Estimate K when the epidemic plateaus below 1

The two-parameter monomolecular, logistic, and Gompertz models assume a fixed maximum disease intensity of 1. In real epidemics, disease may plateau below 1 because of host resistance, limited favorable conditions, management, sampling scale, or a short observation window. In those cases, fit_nlin2() estimates the upper asymptote K.

epi_partial <- epi %>%
  mutate(random_y = random_y * 0.8)

fit_k <- fit_nlin2(
  time = epi_partial$time,
  y = epi_partial$random_y,
  starting_par = list(y0 = 0.01, r = 0.03, K = 0.7)
)

fit_k$stats_all

Grouped fitting with fit_multi()

Use fit_multi() when the same model-fitting workflow should be repeated for many curves, such as treatment-by-block combinations, cultivars, sites, or isolates. Keep grouping variables aligned with the experimental unit.

epi1 <- sim_gompertz(N = 50, y0 = 0.001, dt = 5, r = 0.08, alpha = 0.2, n = 3)
epi2 <- sim_gompertz(N = 50, y0 = 0.002, dt = 5, r = 0.11, alpha = 0.2, n = 3)

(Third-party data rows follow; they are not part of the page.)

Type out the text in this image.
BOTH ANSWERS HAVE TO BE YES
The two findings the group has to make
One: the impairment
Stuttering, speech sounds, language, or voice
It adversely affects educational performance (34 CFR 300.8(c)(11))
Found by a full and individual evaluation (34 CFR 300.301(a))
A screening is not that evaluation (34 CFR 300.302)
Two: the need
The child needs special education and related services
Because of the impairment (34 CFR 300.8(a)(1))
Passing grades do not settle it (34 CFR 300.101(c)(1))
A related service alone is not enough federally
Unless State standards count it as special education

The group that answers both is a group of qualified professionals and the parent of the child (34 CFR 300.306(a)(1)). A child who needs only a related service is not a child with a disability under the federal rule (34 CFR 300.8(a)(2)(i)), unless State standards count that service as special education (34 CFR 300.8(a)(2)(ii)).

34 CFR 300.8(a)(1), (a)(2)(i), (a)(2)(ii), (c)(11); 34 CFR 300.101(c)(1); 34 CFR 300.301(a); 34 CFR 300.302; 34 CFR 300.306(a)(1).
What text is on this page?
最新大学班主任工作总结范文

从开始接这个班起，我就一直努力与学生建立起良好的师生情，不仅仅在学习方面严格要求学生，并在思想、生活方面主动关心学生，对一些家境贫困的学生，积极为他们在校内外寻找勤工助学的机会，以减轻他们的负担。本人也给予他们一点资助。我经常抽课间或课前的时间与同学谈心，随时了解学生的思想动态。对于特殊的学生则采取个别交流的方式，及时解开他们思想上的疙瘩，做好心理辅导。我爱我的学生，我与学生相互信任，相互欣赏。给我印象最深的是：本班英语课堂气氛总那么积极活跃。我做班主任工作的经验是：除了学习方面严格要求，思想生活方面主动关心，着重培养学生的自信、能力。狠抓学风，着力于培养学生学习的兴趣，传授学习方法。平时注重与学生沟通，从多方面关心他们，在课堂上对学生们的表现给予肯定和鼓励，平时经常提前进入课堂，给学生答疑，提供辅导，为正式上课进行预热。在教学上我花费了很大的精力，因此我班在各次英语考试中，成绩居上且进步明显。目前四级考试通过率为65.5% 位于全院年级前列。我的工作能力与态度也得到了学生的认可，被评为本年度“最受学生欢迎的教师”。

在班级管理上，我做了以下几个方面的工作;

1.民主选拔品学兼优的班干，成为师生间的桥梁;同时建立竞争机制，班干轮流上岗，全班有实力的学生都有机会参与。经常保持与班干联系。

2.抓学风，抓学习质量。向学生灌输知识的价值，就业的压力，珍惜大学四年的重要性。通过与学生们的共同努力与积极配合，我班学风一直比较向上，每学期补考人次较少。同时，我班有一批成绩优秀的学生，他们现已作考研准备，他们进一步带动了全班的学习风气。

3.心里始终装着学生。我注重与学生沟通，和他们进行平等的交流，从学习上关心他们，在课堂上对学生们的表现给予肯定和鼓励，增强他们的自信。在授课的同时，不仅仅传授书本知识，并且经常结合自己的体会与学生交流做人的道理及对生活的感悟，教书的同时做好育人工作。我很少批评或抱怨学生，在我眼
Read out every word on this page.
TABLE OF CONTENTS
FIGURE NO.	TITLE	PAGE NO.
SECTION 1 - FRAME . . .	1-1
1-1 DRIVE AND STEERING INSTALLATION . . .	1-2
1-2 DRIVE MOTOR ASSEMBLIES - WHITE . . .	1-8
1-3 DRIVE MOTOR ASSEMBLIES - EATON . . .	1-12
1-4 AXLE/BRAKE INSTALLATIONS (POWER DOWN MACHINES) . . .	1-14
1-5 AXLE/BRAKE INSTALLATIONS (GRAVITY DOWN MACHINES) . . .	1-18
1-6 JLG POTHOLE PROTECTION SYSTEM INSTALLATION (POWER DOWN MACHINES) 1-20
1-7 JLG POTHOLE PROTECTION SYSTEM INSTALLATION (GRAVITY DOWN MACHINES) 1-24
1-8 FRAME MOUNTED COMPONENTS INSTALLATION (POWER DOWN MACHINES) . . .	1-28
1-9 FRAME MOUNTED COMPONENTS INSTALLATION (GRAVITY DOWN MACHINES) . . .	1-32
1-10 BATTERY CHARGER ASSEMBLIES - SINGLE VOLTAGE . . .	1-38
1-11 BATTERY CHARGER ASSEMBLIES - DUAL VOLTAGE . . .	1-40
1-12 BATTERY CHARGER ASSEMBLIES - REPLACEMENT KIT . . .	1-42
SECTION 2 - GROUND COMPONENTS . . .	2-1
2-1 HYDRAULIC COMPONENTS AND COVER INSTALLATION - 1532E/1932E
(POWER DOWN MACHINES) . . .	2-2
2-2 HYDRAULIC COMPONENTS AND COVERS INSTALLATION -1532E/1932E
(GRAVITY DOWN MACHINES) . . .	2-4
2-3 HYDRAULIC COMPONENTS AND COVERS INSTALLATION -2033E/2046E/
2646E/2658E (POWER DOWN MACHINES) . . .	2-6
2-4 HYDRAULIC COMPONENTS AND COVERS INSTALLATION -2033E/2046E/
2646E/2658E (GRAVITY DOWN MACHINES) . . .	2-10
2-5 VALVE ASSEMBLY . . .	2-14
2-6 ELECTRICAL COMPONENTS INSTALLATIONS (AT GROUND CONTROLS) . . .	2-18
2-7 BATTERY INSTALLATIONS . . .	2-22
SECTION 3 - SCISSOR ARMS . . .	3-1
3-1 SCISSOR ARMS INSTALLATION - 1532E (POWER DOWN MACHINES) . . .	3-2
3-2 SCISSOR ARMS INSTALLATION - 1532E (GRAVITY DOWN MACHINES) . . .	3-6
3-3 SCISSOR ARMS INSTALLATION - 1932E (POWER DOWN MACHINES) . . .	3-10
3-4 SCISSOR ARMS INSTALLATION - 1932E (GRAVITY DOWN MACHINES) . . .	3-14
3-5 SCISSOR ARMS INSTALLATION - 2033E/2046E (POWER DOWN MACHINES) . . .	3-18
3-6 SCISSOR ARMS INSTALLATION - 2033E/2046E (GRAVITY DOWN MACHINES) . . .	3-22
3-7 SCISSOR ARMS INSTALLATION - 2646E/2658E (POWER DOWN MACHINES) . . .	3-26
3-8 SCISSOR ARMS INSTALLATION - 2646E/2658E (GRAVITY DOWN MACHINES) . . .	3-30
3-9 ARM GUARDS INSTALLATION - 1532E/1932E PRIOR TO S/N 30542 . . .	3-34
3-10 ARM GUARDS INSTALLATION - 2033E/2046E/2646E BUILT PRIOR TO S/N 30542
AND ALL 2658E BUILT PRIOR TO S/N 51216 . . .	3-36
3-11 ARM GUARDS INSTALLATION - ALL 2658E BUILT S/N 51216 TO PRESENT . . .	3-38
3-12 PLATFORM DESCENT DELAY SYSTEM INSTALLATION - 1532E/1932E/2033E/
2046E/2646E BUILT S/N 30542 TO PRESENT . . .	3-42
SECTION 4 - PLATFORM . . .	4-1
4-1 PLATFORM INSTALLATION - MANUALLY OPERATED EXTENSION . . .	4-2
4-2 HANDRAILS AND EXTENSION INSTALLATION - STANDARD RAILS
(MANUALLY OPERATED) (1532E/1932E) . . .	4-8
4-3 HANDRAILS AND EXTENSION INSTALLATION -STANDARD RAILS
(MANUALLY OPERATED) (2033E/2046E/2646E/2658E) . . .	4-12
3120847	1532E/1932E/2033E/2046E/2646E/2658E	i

multi_epi <- bind_rows(epi1, epi2, .id = "curve")

multi_fit <- fit_multi(
  time_col = "time",
  intensity_col = "random_y",
  data = multi_epi,
  strata_cols = "curve"
)

knitr::kable(head(multi_fit$Parameters), digits = 4)
curve best_model model r r_se r_ci_lwr r_ci_upr v0 v0_se r_squared RSE CCC y0 y0_ci_lwr y0_ci_upr
1 1 Gompertz 0.0813 0.0016 0.0780 0.0846 -1.9382 0.0480 0.9878 0.1475 0.9939 0.0010 0.0005 0.0018
1 2 Logistic 0.1623 0.0091 0.1438 0.1808 -5.1753 0.2685 0.9116 0.8244 0.9537 0.0056 0.0033 0.0097
1 3 Monomolecular 0.0449 0.0026 0.0396 0.0502 -0.3618 0.0769 0.9058 0.2360 0.9506 -0.4359 -0.6796 -0.2276
1 4 Exponential 0.1174 0.0111 0.0948 0.1400 -4.8135 0.3276 0.7838 1.0058 0.8788 0.0081 0.0042 0.0158
2 1 Gompertz 0.1126 0.0015 0.1095 0.1157 -1.8561 0.0448 0.9944 0.1377 0.9972 0.0017 0.0009 0.0029
2 2 Monomolecular 0.0802 0.0035 0.0729 0.0874 -0.5657 0.1050 0.9427 0.3224 0.9705 -0.7606 -1.1810 -0.4212
knitr::kable(head(multi_fit$Data), digits = 4)
curve time y model linearized predicted residual
1 0 0.0011 Exponential -6.8418 0.0081 -0.0071
1 0 0.0011 Monomolecular 0.0011 -0.4359 0.4370
1 0 0.0011 Logistic -6.8408 0.0056 -0.0046
1 0 0.0011 Gompertz -1.9231 0.0010 0.0001
1 5 0.0076 Exponential -4.8831 0.0146 -0.0070
1 5 0.0076 Monomolecular 0.0076 -0.1473 0.1549

Practical reporting

When reporting fitted disease progress models, include:

  • the disease metric and scale, such as severity proportion or incidence proportion;
  • the time scale and assessment schedule;
  • the model family and whether K was fixed or estimated;
  • whether the fit used ordinary or weighted nonlinear least squares;
  • the weighting rule, if any;
  • convergence issues or models that failed to fit;
  • uncertainty intervals or sensitivity analyses when they inform interpretation.